During a team meeting early in the shutdown, Franklin showed his players a quote from former Intel president and CEO Andrew Grove: "Bad companies are destroyed by crises. Good companies survive them. Great companies are improved by them."

“Obviously, we want to be in that [third] category,” he said.

For Franklin, the embrace of video meetings (with staff, players, recruits and parents) has opened avenues that he admitted should have been pursued sooner. He wants Penn State to extend the video sessions into road-recruiting schedules and vacations when both resume. Don’t expect to get any beach time this summer when the team returns, Franklin said.

“I think Coach has always been a guy to push the envelope to get better,” running backs coach Ja’Juan Seider said. “… The thing I love about Coach is, everybody has a voice. Everybody has a slot where you can say what you want to say. I respect the hell out of coach for that.”

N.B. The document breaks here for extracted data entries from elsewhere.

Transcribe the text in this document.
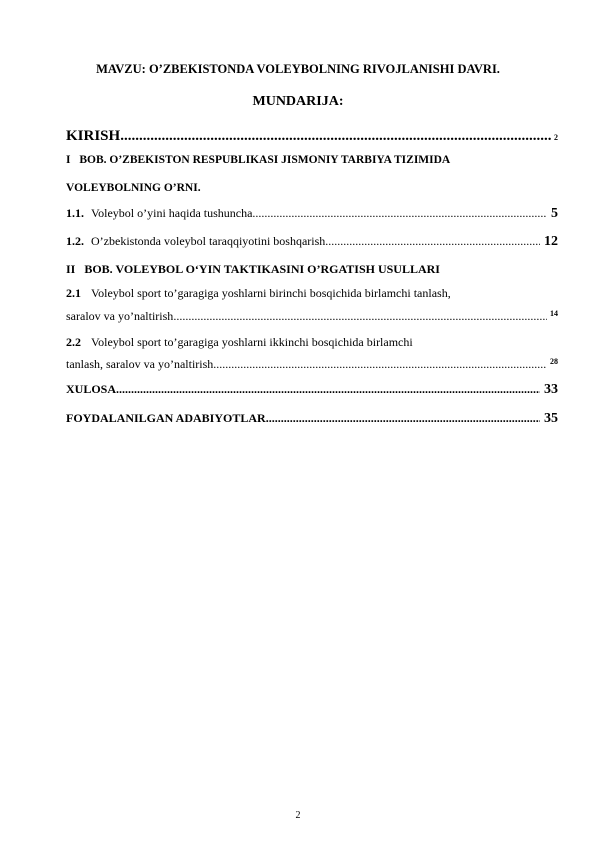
MAVZU: O’ZBEKISTONDA VOLEYBOLNING RIVOJLANISHI DAVRI.
MUNDARIJA:
KIRISH .....	2
I BOB. O’ZBEKISTON RESPUBLIKASI JISMONIY TARBIYA TIZIMIDA
VOLEYBOLNING O’RNI.
1.1. Voleybol o’yini haqida tushuncha .....	5
1.2. O’zbekistonda voleybol taraqqiyotini boshqarish .....	12
II BOB. VOLEYBOL O‘YIN TAKTIKASINI O’RGATISH USULLARI
2.1 Voleybol sport to’garagiga yoshlarni birinchi bosqichida birlamchi tanlash,
saralov va yo’naltirish .....	14
2.2 Voleybol sport to’garagiga yoshlarni ikkinchi bosqichida birlamchi
tanlash, saralov va yo’naltirish .....	28
XULOSA .....	33
FOYDALANILGAN ADABIYOTLAR .....	35
2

Franklin said that this spring forced him inside, into his home office, onto a computer for most of the day, “and that’s completely opposite of the way I’ve worked for 25 years.” He expects to emerge more productive.

“It’s like I tell the players all the time: If you want to grow, sometimes you have to force yourself into some uncomfortable situations to do that,” Franklin said. “And this right here, you had no choice. It forced you to grow.”